Deixando a Deus mesmo o juízo e a sentença na sua dimensão definitiva, não deixemos de pedir: "Perdoai-nos as nossas ofensas, assim como nós perdoamos a quem nos tem ofendido".


Saudação

Afectuosas saudações aos peregrinos de língua portuguesa

Desejo recordar o que no dia treze de maio foi pronunciado diante de Cristo e publicamente dito no domingo seguinte. Hoje, como então, tais palavras exprimem a verdade da minha alma, do meu coração e da minha consciência: agradeço comovidamente as vossas orações e abençoo-vos; estou particularmente perto das duas pessoas feridas juntamente comigo; peço a Deus pelo irmão que me feriu, ao qual perdoei sinceramente. Unido a Cristo, Sacerdote e vítima, ofereço os meus sofrimentos pela Igreja e pelo mundo.

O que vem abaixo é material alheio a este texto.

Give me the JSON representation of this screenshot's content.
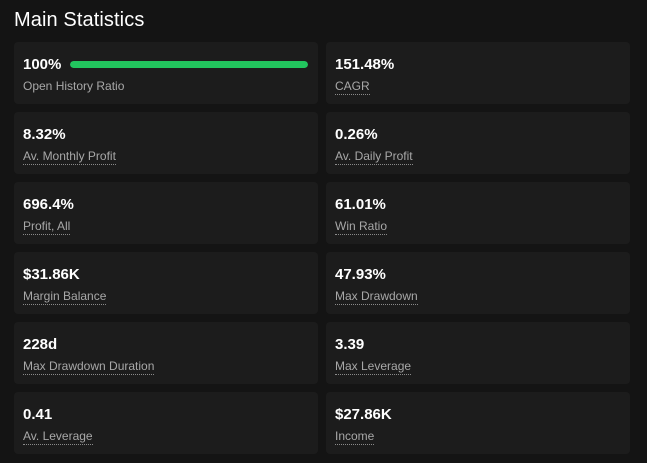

Menciono com gosto o grupo de 20 sacerdotes brasileiros que, juntamente com o Senhor Bispo de Caicó e o Auxiliar de Aracaju, aqui presentes, regressam de uma peregrinação à Terra Santa.

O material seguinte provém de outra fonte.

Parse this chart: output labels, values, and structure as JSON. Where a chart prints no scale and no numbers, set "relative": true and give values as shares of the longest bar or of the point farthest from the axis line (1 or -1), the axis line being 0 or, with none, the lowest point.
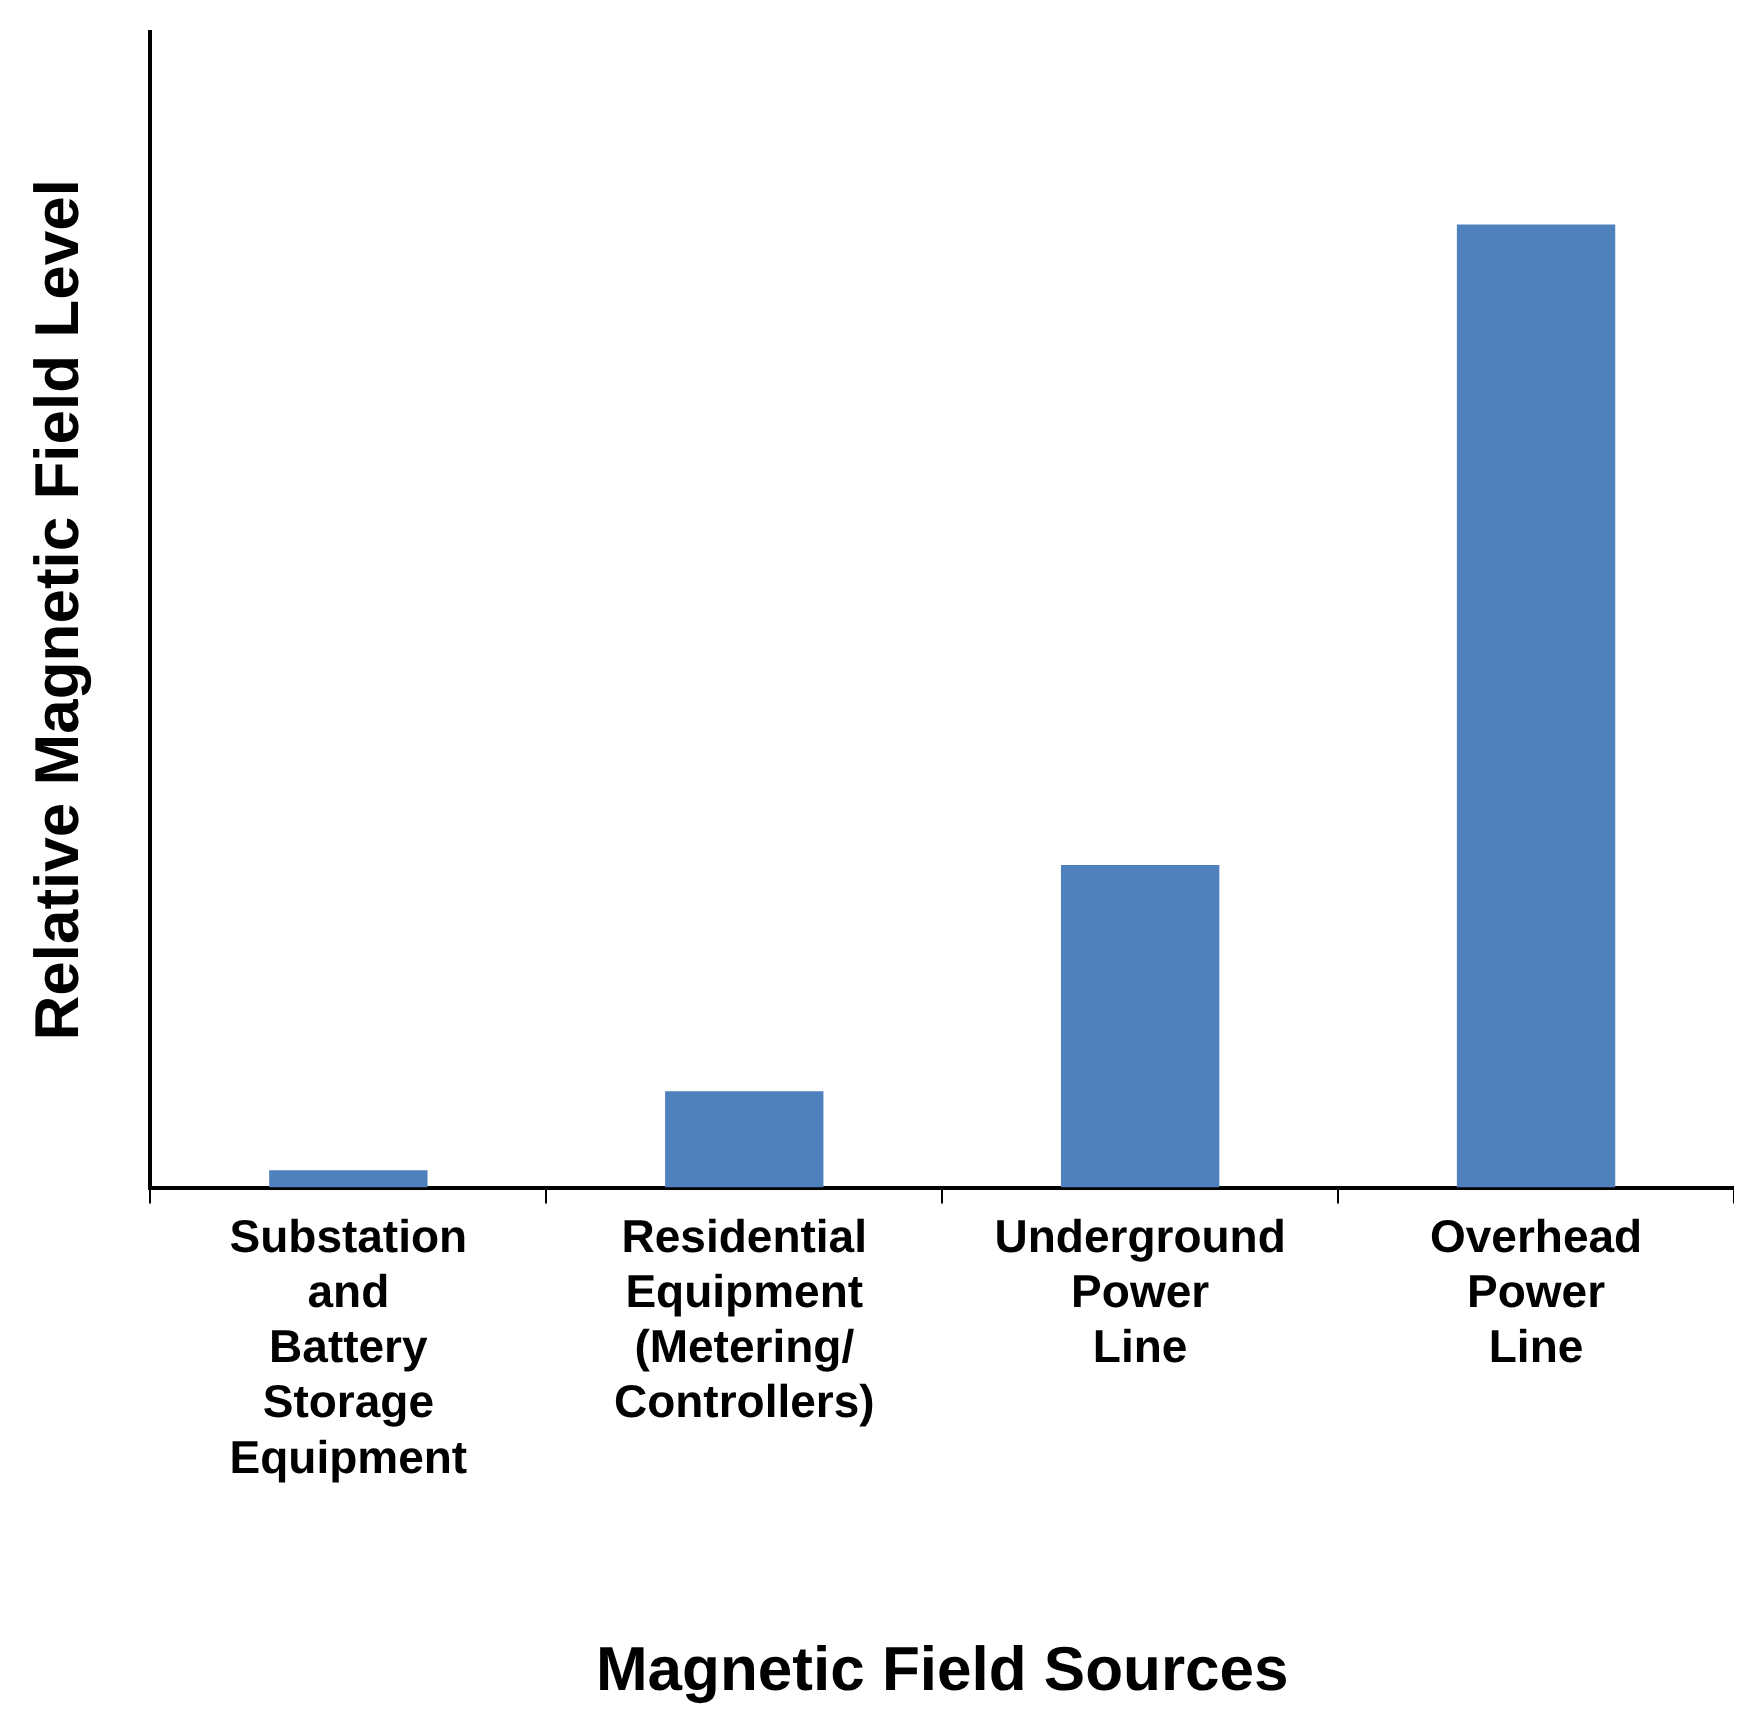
{
  "chart_data": {
    "type": "bar",
    "relative": true,
    "xlabel": "Magnetic Field Sources",
    "ylabel": "Relative Magnetic Field Level",
    "categories": [
      "Substation and Battery Storage Equipment",
      "Residential Equipment (Metering/ Controllers)",
      "Underground Power Line",
      "Overhead Power Line"
    ],
    "values": [
      0.018,
      0.1,
      0.335,
      1
    ],
    "color": "#4f81bd",
    "grid": false,
    "legend": false
  }
}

A todos vós e a vossas queridas famílias a minha Bênção Apostólica.

Aos peregrinos de língua francesa
e às Religiosas Servas do Santíssimo Sacramento

Queridos Irmãos e Irmãs

Sede bem-vindos, peregrinos de língua francesa! Deus vos abençoe assim como as vossas famílias e os que vos são queridos! E que Ele vos inspire sempre sentimentos fraternais! Recordei neste instante as palavras que pronunciei depois do atentado à minha pessoa nesta praça: "Peço pelo irmão que me feriu, a quem perdoei sinceramente". Quantos homens hoje atentam à vida de outros homens inocentes! Cristo pede-nos que nos aproximemos deles com o perdão no coração, dizendo-lhes como Deus a Caim: "Que fizeste do teu irmão?". Como no Pai Nosso, peçamos esta graça do perdão.

Às Irmãs do Capítulo Geral das Servas do Santíssimo Sacramento e a todos os peregrinos provenientes da França, Bélgica, Luxemburgo, Suíça, Dinamarca e do outros países, tenho a alegria de lhes dar a minha Bênção Apostólica, assim como às suas famílias.

Aos grupos de língua espanhola

Saúdo cordialmente todas as pessoas, famílias e grupos de língua espanhola aqui presentes, manifestando-lhes ao mesmo tempo a minha profunda benevolência e apreço pela sua visita.

Referindo-me aos acontecimentos do passado dia 13 de Maio, quero hoje repetir a mesma palavra de perdão que já pronunciei no dia 17 do mesmo mês. Sim, perdoo o irmão que me feriu como Cristo nos ensina a perdoar. Só assim superamos as barreiras da inimizade e construímos espaços de entendimento, de amor fraterno, numa época em que se cometem tantos atentados contra a vida do homem, da qual só Deus é senhor. Deixemos a Ele o juízo definitivo e saibamos perdoar. Com a minha Bênção Apostólica.

A várias peregrinações de língua inglesa

Durante esta audiência, na qual saúdo de modo particular o grupo das Irmãs do Bom Pastor e os peregrinos provenientes da Inglaterra, Escócia, Irlanda, Dinamarca, Índia, Canadá e Estados Unidos, desejo reafirmar os sentimentos que tive no momento do atentado à minha vida. Renovo o perdão então expresso. Foi Cristo que ensinou Pedro e todos nós a perdoar um número infinito de vezes. Mediante o perdão humano o próprio Deus perdoa aqueles que são capazes de perdoar os outros. Continuemos a rezar: Perdoai as nossas ofensas assim como nós perdoamos a quem nos tem ofendido.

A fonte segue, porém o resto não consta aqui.